Sierra DICOM-ICC compatibility with IMS vendors - Integration into workflow and moving towards industry standardisation.

The following IMS and viewer platforms have already demonstrated compatibility with reading PathQA’s Sierra DICOM-ICC format for displaying standardized colour:

Vendors: Aiforia Clinical, Aurora mScope, Gestalt PathFlow, Gpi4Med.PATHOLOGY, Ibex, Indica Labs HALO/HALO Link, Lumea Viewer +, PathAI AISight, Pathomation PMA, Pathpresenter, Proscia Concentriq, Sectra, TechCyte Fusion® Tribun Health CaloPix®, Visiopharm and several open-source viewers.

This list will be updated as more IMS vendors become DICOM-ICC-compatible. If a vendor or open-source viewer for interested end-users is not listed, or if a vendor wishes to be listed, please contact enquiries@pathqa.co.uk and PathQA can provide test images to confirm functionality.

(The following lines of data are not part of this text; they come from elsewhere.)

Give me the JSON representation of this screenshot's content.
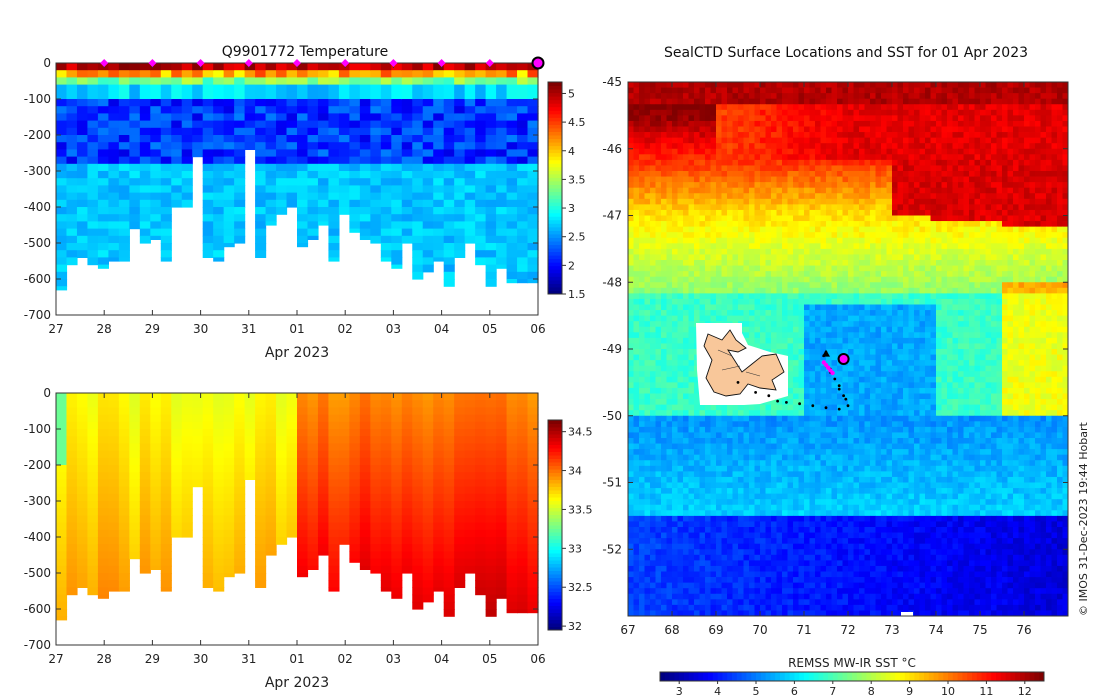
{
  "chart_data": [
    {
      "type": "heatmap",
      "title": "Q9901772  Temperature",
      "xlabel": "Apr 2023",
      "ylabel": "",
      "x_tick_labels": [
        "27",
        "28",
        "29",
        "30",
        "31",
        "01",
        "02",
        "03",
        "04",
        "05",
        "06"
      ],
      "y_tick_labels": [
        "0",
        "-100",
        "-200",
        "-300",
        "-400",
        "-500",
        "-600",
        "-700"
      ],
      "ylim": [
        -700,
        0
      ],
      "colorbar_ticks": [
        "1.5",
        "2",
        "2.5",
        "3",
        "3.5",
        "4",
        "4.5",
        "5"
      ],
      "colorbar_range": [
        1.5,
        5.2
      ],
      "surface_markers": "magenta diamonds along 0 m at each day",
      "profiles_max_depth": [
        -630,
        -560,
        -540,
        -560,
        -570,
        -550,
        -550,
        -460,
        -500,
        -490,
        -550,
        -400,
        -400,
        -260,
        -540,
        -550,
        -510,
        -500,
        -240,
        -540,
        -450,
        -420,
        -400,
        -510,
        -490,
        -450,
        -550,
        -420,
        -470,
        -490,
        -500,
        -550,
        -570,
        -500,
        -600,
        -580,
        -550,
        -620,
        -540,
        -500,
        -560,
        -620,
        -570,
        -610,
        -610,
        -610
      ]
    },
    {
      "type": "heatmap",
      "title": "",
      "xlabel": "Apr 2023",
      "ylabel": "",
      "x_tick_labels": [
        "27",
        "28",
        "29",
        "30",
        "31",
        "01",
        "02",
        "03",
        "04",
        "05",
        "06"
      ],
      "y_tick_labels": [
        "0",
        "-100",
        "-200",
        "-300",
        "-400",
        "-500",
        "-600",
        "-700"
      ],
      "ylim": [
        -700,
        0
      ],
      "colorbar_ticks": [
        "32",
        "32.5",
        "33",
        "33.5",
        "34",
        "34.5"
      ],
      "colorbar_range": [
        31.95,
        34.65
      ]
    },
    {
      "type": "heatmap",
      "title": "SealCTD Surface Locations and SST for 01 Apr 2023",
      "x_tick_labels": [
        "67",
        "68",
        "69",
        "70",
        "71",
        "72",
        "73",
        "74",
        "75",
        "76"
      ],
      "y_tick_labels": [
        "-45",
        "-46",
        "-47",
        "-48",
        "-49",
        "-50",
        "-51",
        "-52"
      ],
      "xlim": [
        67,
        77
      ],
      "ylim": [
        -53,
        -45
      ],
      "colorbar_label": "REMSS MW-IR SST °C",
      "colorbar_ticks": [
        "3",
        "4",
        "5",
        "6",
        "7",
        "8",
        "9",
        "10",
        "11",
        "12"
      ],
      "colorbar_range": [
        2.5,
        12.5
      ],
      "track_end": [
        71.9,
        -49.15
      ],
      "track_start": [
        72.0,
        -49.8
      ],
      "island": "Kerguelen Islands"
    }
  ],
  "credit": "© IMOS 31-Dec-2023 19:44 Hobart",
  "colors": {
    "jet_min": "#00007f",
    "jet_max": "#7f0000",
    "magenta": "#ff00ff",
    "island": "#f8c79a"
  }
}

Key Benefits of DICOM-ICC in Clinical QA and Preclinical/CRO GLP

  • Reportable metrics track scanner colour variation over type and time

  • Quantifiable and visible correction to international standards

  • Global interoperability within a quality-assured, regulatable workflow

  • User-enabled, scanner-agnostic standardization and fidelity of all digitized tissue

  • Makes the scanners you already have be the quality you want

  • Buy the scanners you want and make the quality you need

  • Keep using the same IMS platforms you are familiar with and dependent on

Key Benefits of DICOM-ICC in AI and workflow

  • Consistent input means consistent output for AI reliability

  • Mitigate scanner aging and new scanner variations via routine QA and recalibration.

  • Remove colour variation for less black-box normalization, increasing explainability.

  • Prevention is better than cure - less time solving variability, more effort on diagnosis

  • Fewer high-quality images for better accuracy to low-quality big-data with big-storage.

  • Reduce or remove site-specific and additional scanner retraining – scalable to multi-site projects whilst also increasing AI accessibility for smaller organisations

  • Peer-reviewed ICC improvements demonstrated, even with foundation models.

  • Regulatable - Aligns with FDA guidelines for WSI precision and accuracy, facilitates inter-lab quality assurance and data sharing to address regulatory concerns.